L’affluenza era sempre stata piuttosto scarsa, come rimarcato dal dottor Rattazzi. In un quartiere in cui ci si batteva per la sopravvivenza, dove poche regole valevano e nessuna derivante dal codice della strada, a meno che non si fornissero pacchi di qualcosa o (meglio) sussidi in denaro, era difficile definire con esattezza la natura del supporto professionale. Anche se col tempo la struttura era stata accettata e scorrerie notturne finalizzate alla gratuita asportazione delle suppellettili meno rottamabili non ce n’erano state, un’aura di sostanziale diffidenza continuava ad aleggiare come una triste nube sull’appartamento del secondo piano e mezzo.
La prima, importante barriera culturale era nell’ostinato, ottuso e inutile uso dell’italiano da parte dei professionisti. Pur essendo la Monticelli presente solo in effigie sul manifesto esplicativo all’ingresso (e peraltro i pochi fortunati che l’avevano incontrata ricordavano la completa assenza della erre dal suo eloquio), tutti e tre i dottori si ostinavano a usare quella lingua inutilmente complicata e ormai obsoleta, lontana sia dall’idioma parlato in strada sia da quello rinviato dai display degli smartphone di cui, grazie alle offerte e alle elargizioni promozionali della criminalità organizzata, erano provvisti anche coloro che avevano problemi a coniugare pranzo e cena.

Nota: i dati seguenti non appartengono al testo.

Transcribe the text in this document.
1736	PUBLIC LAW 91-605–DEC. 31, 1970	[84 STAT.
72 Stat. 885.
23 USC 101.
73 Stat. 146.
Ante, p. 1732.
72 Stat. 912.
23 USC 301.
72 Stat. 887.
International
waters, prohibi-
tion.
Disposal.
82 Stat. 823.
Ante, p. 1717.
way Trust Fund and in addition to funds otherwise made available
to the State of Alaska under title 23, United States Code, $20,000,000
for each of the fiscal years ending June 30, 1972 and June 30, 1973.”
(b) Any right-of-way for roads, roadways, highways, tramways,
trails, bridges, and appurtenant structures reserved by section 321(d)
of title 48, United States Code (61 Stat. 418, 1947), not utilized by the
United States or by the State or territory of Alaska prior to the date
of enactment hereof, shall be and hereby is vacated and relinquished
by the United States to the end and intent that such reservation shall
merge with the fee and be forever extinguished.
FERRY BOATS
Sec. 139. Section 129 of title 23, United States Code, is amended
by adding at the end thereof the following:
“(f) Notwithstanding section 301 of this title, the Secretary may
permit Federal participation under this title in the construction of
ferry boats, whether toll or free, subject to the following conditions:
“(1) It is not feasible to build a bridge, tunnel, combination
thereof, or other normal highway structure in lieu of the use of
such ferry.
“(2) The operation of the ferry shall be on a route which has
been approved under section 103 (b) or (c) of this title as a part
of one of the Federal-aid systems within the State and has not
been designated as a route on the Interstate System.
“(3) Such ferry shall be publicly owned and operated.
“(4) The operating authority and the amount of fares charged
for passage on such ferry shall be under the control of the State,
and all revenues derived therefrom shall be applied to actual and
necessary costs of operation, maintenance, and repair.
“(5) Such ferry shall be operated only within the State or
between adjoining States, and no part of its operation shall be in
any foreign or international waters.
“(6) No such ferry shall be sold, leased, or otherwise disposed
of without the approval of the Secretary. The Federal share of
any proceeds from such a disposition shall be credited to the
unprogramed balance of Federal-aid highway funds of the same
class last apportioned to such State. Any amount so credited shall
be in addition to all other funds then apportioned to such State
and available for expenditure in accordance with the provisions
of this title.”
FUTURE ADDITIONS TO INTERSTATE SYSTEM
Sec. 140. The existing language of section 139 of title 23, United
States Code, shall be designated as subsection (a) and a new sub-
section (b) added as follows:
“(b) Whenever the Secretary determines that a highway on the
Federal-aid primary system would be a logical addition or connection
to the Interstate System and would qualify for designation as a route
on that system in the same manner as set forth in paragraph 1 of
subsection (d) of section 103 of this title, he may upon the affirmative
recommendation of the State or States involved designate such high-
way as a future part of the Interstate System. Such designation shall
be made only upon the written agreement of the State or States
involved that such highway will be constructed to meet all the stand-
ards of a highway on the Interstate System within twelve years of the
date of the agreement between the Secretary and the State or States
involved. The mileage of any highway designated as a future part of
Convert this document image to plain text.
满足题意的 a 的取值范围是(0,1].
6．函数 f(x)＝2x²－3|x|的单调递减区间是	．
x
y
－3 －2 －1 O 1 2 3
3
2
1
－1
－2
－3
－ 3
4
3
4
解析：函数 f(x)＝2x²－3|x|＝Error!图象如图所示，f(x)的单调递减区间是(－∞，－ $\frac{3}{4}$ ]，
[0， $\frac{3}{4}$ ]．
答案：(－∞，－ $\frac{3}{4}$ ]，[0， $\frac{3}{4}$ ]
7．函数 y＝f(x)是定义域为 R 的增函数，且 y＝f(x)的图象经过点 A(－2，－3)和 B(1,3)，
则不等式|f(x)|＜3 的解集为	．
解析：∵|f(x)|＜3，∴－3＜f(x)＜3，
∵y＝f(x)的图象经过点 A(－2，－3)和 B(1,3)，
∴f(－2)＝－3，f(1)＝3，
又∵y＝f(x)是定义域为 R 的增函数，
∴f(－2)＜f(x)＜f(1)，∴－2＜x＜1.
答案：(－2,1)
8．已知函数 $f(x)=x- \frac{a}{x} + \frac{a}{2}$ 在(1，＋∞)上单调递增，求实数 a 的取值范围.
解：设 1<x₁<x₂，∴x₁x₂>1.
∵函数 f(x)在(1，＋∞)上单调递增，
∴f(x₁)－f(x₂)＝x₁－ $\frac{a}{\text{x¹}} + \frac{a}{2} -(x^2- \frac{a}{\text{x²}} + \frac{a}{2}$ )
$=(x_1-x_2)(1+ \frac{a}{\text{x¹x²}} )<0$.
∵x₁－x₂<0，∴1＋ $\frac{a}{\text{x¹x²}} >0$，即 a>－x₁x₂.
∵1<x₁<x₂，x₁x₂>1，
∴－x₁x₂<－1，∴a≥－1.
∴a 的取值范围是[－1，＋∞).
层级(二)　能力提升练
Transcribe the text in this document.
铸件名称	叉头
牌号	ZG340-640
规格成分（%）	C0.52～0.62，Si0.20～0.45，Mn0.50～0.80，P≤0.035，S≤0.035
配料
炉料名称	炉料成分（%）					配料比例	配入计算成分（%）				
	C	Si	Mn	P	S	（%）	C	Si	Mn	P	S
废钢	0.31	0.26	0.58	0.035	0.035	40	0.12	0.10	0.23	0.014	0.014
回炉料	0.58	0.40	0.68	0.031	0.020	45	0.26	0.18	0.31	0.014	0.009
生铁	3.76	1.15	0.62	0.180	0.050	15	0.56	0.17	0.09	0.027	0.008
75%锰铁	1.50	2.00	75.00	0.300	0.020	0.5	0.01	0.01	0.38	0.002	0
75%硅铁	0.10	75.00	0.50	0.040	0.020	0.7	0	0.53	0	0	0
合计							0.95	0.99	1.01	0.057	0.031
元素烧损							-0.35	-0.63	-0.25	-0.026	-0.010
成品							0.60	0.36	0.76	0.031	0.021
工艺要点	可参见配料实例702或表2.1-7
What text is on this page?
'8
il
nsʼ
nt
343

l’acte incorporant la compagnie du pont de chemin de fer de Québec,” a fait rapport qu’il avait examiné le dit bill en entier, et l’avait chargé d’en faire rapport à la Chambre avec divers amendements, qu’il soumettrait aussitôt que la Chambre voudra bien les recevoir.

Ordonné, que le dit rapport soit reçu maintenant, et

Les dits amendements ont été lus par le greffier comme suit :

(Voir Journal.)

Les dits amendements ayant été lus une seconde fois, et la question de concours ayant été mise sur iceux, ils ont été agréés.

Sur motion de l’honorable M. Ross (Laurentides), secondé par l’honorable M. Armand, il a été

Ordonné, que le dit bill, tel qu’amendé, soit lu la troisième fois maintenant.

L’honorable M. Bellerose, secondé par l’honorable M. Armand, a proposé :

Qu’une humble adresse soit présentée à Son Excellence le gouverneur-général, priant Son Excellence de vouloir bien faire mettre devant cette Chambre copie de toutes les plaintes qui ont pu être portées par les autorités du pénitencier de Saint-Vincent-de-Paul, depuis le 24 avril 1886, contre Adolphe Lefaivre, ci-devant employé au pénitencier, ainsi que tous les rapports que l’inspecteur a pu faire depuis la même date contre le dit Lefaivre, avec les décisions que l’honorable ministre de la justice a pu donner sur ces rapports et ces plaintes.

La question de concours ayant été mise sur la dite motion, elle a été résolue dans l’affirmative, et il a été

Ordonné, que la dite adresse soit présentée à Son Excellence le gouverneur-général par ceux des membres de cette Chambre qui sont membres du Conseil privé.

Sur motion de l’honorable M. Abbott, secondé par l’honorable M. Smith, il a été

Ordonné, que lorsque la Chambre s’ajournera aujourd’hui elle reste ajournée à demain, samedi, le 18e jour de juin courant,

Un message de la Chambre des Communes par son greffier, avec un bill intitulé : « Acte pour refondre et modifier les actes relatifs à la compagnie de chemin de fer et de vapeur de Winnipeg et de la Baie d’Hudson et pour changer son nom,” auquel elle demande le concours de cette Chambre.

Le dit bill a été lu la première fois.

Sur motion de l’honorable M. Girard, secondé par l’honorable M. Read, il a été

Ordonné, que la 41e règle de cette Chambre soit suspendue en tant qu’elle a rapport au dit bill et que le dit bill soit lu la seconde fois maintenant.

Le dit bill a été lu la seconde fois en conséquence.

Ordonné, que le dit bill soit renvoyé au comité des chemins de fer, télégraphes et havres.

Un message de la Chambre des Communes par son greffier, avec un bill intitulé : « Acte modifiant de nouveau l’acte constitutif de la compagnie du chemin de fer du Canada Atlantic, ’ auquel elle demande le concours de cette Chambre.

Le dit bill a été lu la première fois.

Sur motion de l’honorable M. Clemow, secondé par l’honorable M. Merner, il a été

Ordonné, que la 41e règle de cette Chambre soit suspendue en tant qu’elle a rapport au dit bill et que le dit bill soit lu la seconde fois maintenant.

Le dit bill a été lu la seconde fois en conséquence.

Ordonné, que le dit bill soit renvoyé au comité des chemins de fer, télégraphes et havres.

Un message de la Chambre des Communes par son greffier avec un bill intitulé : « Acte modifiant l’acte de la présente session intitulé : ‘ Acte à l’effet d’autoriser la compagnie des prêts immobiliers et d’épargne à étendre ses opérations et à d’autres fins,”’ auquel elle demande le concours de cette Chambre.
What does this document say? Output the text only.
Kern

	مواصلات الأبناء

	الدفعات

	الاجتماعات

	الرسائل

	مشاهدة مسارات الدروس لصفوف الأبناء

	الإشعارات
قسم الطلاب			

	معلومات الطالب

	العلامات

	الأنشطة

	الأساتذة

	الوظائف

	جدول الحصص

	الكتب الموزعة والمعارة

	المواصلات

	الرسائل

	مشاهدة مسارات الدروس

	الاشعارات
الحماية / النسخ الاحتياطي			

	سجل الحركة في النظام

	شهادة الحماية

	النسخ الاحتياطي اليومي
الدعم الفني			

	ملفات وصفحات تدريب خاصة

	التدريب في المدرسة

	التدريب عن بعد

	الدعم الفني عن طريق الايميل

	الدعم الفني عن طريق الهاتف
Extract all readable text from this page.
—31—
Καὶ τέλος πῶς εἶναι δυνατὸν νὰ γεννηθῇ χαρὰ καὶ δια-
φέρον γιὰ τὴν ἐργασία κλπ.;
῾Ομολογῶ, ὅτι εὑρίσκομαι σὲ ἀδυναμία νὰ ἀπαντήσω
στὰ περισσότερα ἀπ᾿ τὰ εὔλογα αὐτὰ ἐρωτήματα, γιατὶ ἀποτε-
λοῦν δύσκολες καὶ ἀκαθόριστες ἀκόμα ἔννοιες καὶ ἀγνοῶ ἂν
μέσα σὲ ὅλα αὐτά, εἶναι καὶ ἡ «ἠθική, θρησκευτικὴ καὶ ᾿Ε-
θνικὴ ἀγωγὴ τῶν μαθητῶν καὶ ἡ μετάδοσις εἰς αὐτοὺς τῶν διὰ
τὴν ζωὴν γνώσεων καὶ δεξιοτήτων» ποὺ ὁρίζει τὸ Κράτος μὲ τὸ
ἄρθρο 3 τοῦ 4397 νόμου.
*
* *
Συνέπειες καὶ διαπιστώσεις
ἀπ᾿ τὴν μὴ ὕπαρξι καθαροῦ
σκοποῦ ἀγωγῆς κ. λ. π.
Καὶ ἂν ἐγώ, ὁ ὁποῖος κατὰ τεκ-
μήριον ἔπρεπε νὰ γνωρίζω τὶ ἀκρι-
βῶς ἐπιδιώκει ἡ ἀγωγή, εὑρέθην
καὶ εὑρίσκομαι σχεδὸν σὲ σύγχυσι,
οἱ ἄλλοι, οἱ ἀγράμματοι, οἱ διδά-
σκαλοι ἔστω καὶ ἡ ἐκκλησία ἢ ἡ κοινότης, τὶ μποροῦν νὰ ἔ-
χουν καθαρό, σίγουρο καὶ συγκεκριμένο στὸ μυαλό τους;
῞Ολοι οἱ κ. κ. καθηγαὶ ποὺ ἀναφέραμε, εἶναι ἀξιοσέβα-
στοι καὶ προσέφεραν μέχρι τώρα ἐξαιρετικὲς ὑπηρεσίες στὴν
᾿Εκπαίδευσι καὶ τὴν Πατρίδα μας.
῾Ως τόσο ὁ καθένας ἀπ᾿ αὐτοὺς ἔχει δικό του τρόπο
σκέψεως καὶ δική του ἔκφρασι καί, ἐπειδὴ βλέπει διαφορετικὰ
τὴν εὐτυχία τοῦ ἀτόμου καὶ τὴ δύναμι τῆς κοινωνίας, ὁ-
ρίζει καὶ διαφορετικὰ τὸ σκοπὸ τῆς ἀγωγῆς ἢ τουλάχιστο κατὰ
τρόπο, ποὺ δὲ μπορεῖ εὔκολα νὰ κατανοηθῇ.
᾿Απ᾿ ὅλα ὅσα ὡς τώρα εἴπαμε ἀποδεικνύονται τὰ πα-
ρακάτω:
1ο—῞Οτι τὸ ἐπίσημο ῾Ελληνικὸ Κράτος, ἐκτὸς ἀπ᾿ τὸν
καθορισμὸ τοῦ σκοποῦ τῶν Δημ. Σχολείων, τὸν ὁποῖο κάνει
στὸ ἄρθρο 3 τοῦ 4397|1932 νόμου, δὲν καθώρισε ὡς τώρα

Di chi usava l’italiano non c’era da fidarsi. Un principio semplice, una regola fissa. Era il parlato dei carabinieri e dei poliziotti, almeno per la maggior parte di essi, e peggio ancora dei giornalisti che sotto mentite spoglie cercavano di girare documentari etologici e che venivano immediatamente riconosciuti e presi per i fondelli con una finzione perfetta, occasionalmente rovinata da ragazzini che salutavano le telecamere nascoste con sdentati sorrisi.
Ma la burocrazia imponeva l’intervento del consultorio in numerose occasioni, per cui obtorto collo e quando necessario ci si doveva arrampicare. Mina percorse rapidamente lo stretto corridoio tappezzato di poster i cui modelli erano stati sfregiati da anni con maligni graffiti che li avevano dotati di enormi organi genitali sapientemente dipinti, arrivando a quello che pomposamente chiamava il suo ufficio.
Si trattava di una stanza buia e angusta, con l’intonaco a macchie per l’umidità, una lampadina nuda e polverosa che pendeva come una minaccia dal soffitto e una malandata scrivania sormontata da un computer archeologico che andava dilatando giorno dopo giorno i tempi di accensione e spegnimento, tanto da conferire un apporto complessivo di circa mezz’ora su ventiquattro. L’arredo più notevole al momento era costituito da Ammaturo Assunta detta Jessica, gentildonna annoverabile tra le tipiche giovani madri del quartiere, campionessa nazionale di dispersione scolastica familiare con sei figli che avevano totalizzato complessivamente non più di una dozzina di presenze negli istituti di appartenenza.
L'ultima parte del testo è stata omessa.